Tuesday, February 18, 2014

The Pharisee

A while back, I attended the feast day for a monastery that is nearby. A friend of mine was asked to help with cleaning the temple after the service. He was more than willing to help, but he thought he’d join the rest of the visitors in the trapeza for the meal first. Before he had a chance to take his first bite of food, one of the monks came up behind him and asked him what he was doing. Innocently, he said he was preparing to eat. The monk, who was also a good friend of his, put his hand on my friend's shoulder and jokingly asked, “Here I am working and you’re sitting and eating?  What, do you think you’re better than me?” My friend apologized, got up, and helped clean the temple.

I laughed when I first heard this story. My friend is a good guy and willing to help anyone with just about anything, so the idea that he intentionally didn’t want to help the monks was laughable. But what stuck with me was what the monk said to him, “What, do you think you’re better than me?” It was a question that no one had ever asked me before, nor was it one that I had asked myself. Do I think I’m better than the guy next to me? What about a drunk, homeless pedophile that I might meet on the street? What about the corrupt politician, the radical religious nut, the promiscuous neighbor, or the lazy co-worker?  Am I better than him?

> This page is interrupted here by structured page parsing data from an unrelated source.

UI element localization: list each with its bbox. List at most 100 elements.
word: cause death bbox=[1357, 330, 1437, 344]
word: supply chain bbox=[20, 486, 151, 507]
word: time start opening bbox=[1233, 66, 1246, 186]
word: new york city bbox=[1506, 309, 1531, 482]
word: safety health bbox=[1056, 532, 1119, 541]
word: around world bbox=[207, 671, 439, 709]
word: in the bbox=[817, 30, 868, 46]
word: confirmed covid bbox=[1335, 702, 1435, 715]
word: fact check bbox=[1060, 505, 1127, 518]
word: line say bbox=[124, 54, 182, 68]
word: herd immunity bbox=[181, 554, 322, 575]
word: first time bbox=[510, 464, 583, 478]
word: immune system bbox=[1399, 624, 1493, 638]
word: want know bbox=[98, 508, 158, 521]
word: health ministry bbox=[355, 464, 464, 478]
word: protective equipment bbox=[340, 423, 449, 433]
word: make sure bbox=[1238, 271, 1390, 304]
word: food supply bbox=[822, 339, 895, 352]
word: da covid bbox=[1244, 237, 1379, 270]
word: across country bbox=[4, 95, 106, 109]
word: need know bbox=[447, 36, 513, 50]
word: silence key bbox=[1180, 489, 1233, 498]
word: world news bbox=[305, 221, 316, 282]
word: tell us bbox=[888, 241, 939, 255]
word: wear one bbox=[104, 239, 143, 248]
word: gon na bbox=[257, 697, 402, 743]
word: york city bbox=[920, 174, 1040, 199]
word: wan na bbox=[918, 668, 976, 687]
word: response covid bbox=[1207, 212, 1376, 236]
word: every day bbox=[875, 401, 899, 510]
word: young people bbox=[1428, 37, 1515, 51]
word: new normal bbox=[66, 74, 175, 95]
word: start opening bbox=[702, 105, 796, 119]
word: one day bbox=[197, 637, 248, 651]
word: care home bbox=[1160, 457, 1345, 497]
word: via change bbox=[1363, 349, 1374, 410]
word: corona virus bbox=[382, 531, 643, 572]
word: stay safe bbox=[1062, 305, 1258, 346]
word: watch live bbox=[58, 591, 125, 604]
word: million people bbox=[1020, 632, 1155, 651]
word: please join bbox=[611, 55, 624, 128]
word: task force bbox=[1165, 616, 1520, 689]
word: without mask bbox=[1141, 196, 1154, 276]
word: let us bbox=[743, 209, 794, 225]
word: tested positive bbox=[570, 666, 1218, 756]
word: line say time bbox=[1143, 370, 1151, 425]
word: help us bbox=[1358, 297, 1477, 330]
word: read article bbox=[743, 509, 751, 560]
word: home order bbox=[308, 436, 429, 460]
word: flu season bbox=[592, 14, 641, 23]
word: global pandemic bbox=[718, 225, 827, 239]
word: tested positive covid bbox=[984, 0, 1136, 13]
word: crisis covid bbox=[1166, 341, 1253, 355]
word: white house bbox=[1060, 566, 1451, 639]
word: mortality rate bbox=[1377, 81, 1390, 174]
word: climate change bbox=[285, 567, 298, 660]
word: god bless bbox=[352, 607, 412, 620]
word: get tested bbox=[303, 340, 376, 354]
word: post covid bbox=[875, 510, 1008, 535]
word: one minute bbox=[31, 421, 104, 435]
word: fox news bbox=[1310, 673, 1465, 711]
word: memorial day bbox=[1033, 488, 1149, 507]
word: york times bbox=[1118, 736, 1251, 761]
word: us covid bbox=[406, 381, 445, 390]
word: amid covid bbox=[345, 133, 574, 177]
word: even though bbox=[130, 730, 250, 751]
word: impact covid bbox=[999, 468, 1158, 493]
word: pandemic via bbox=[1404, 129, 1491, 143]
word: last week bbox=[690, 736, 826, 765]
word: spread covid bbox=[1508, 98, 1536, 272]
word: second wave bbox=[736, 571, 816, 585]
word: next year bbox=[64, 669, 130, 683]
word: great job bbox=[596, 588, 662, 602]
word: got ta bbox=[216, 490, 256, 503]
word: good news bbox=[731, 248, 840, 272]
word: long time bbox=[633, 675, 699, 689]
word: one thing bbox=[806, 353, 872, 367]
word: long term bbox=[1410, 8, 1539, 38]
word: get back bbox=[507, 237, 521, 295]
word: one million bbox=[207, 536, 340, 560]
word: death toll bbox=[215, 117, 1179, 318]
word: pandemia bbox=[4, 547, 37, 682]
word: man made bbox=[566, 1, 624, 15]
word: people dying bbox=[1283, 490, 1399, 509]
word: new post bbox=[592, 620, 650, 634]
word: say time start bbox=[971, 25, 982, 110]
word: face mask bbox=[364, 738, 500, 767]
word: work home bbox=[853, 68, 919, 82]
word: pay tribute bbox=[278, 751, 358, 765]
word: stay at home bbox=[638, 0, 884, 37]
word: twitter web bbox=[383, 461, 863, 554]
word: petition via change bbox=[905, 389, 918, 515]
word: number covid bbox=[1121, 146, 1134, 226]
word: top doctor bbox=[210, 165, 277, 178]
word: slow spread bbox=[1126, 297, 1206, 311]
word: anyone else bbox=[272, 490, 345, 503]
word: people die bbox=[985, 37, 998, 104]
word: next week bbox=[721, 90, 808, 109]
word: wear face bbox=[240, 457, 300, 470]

If such a drunk, homeless pedophile were to ever walk up to me on the street and ask me that same question, I would probably say “No, of course I don’t think I’m better than you.” And why would I ever say that I thought I was better than him? I’m a Christian and all Christians are supposed to be humble. We follow the path of our Master, the One who was willing to make a quiet entrance into His creation, surrounded by animals in a small town. This is the same Man who willingly allowed Himself to be beaten, bruised, and humiliated by the very hands that He created. Who am I to ever think that I’m better than anyone else?

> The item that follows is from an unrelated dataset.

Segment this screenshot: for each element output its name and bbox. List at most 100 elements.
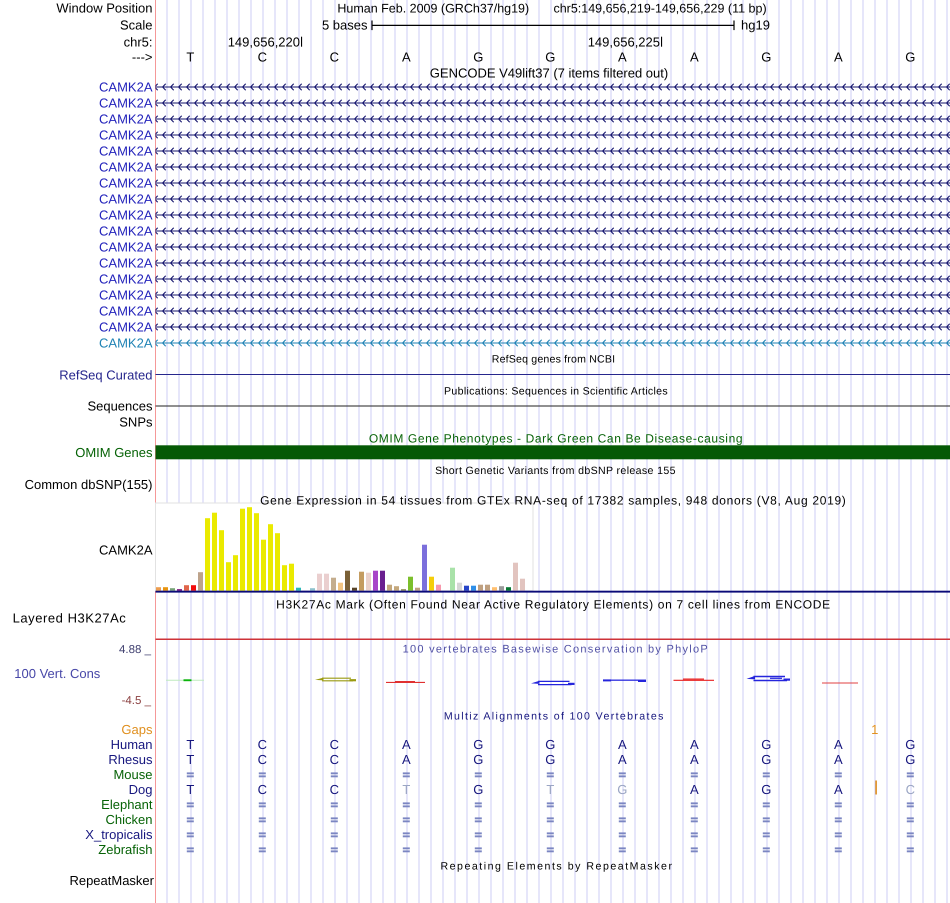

The sad fact is that I think I’m better than you. I think I’m more correct, more honest, more virtuous, more of everything good and that “I’d never do a horrible thing like that.” I often prop myself up on a tiny house of cards so that I can stand just a little bit higher than my neighbor. I would never admit this fact, because I’m too proud to admit how proud I actually am. What, do I think I’m better than you? Yes, I actually do.

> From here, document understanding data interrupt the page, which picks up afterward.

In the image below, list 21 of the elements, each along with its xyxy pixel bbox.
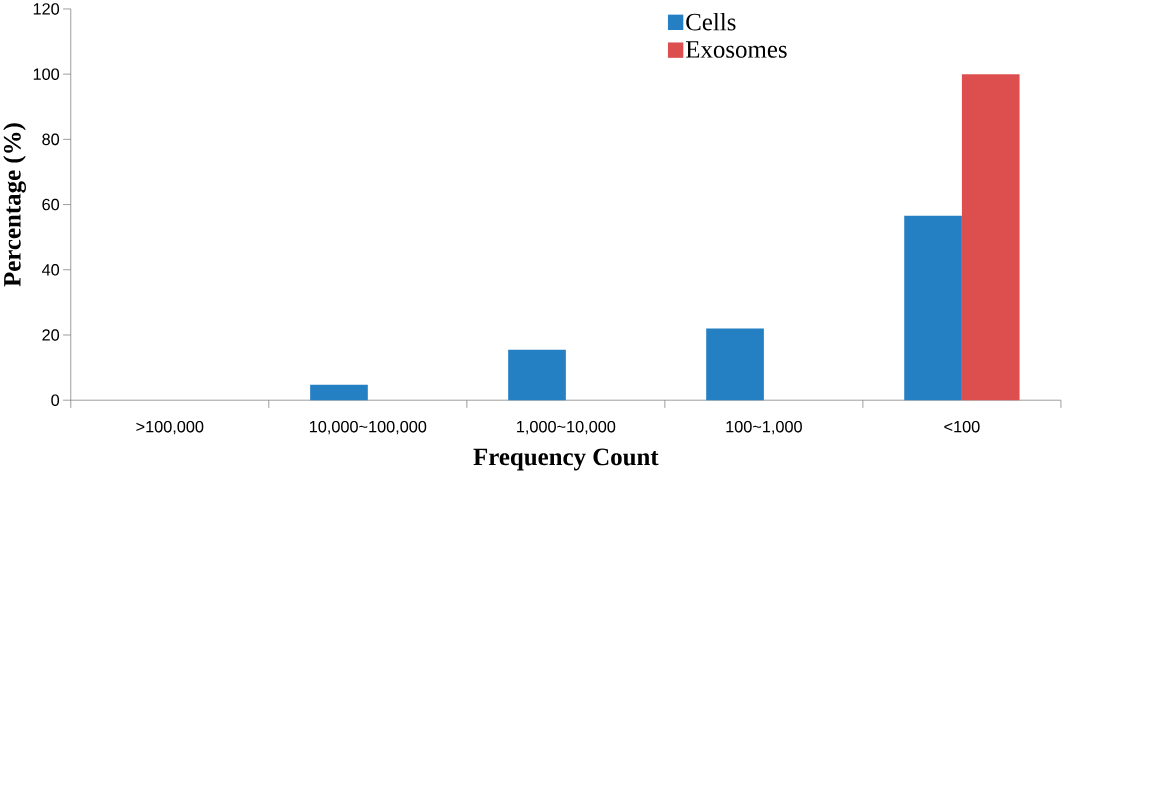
y-tick-label: 0 (51, 394, 60, 406)
bar (961, 73, 1020, 400)
bar (310, 384, 368, 400)
x-tick-label: 100~1,000 (726, 420, 802, 435)
bar (706, 328, 764, 400)
y-tick-label: 100 (33, 68, 60, 80)
bar (904, 215, 962, 400)
x-axis-title: Frequency Count (473, 448, 659, 471)
y-axis-title: Percentage (%) (3, 123, 26, 287)
y-tick-label: 40 (41, 263, 60, 276)
legend-label: Cells (686, 12, 736, 31)
y-tick-label: 20 (42, 328, 60, 341)
y-tick-label: 80 (42, 133, 60, 145)
x-tick-label: 10,000~100,000 (309, 420, 427, 435)
x-tick-label: >100,000 (136, 420, 204, 435)
bar (508, 349, 566, 400)
x-tick-label: <100 (944, 420, 980, 433)
legend-label: Exosomes (685, 41, 787, 58)
x-tick-label: 1,000~10,000 (517, 420, 616, 435)
y-tick-label: 120 (33, 2, 60, 15)
y-tick-label: 60 (42, 198, 60, 211)
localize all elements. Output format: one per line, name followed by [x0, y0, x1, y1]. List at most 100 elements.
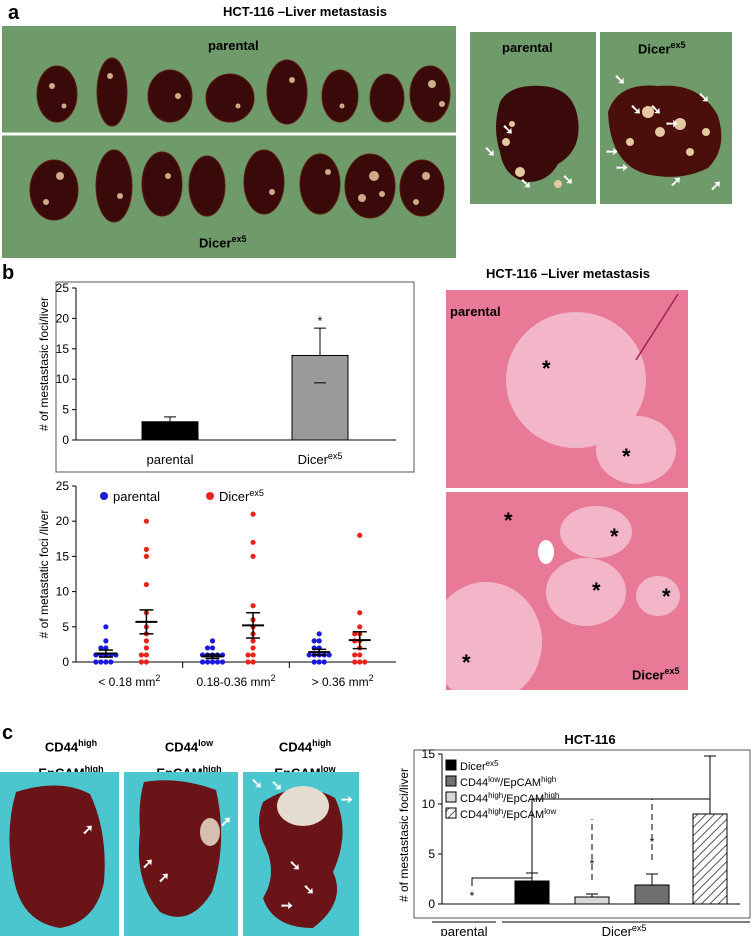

The fact of the matter is that all humans are capable of committing the most heinous, evil acts imaginable. And at the same time, we are also capable of the most beautiful and inspiring acts of Godliness. I’m in the same boat as everyone else: I’m made of the same stuff and I have the same disease. I’m one step away from being a murderer or worse. Actually, I am a murderer for “Whosoever hateth his brother is a murderer: and ye know that no murderer hath eternal life abiding in him.” (1 John 3:15). If this is the case, I’ve murdered a lot of people on the way to and from work.

And in a lot of ways I am worse than many of “those people.” I have problems that I refuse to see. I use other people’s sins as makeup to hide my own boils, cuts, and bruises. I’m sick but I don’t see it, I’m dying but I’m convinced I’m immortal. I am my own healer and my own physician, I am a blind man who thinks he leads himself into all holiness (Luke 6:39). In my own hubris, I leave no room for the actual Healer because I’m already on the job. Who needs the Physician of our souls and bodies when I can just pretend that I’m fine? Why would a healthy man like myself ever seek the One who can heal all illness?

The fact of the matter is that I am the only sinner on this planet. I may think I’m better than you, but I am not. Not only am I not better than you, but I’ve deluded myself into thinking I am something I am not. On the Sunday when we remember the parable of the Publican and the Pharisee, know that I’m that arrogant bastard who stands in the presence of the only Good One and thinks about how great is he is compared to others. Meanwhile, those who I condemn lay broken on the ground, weeping for their sins, and quietly entering the Kingdom of Heaven.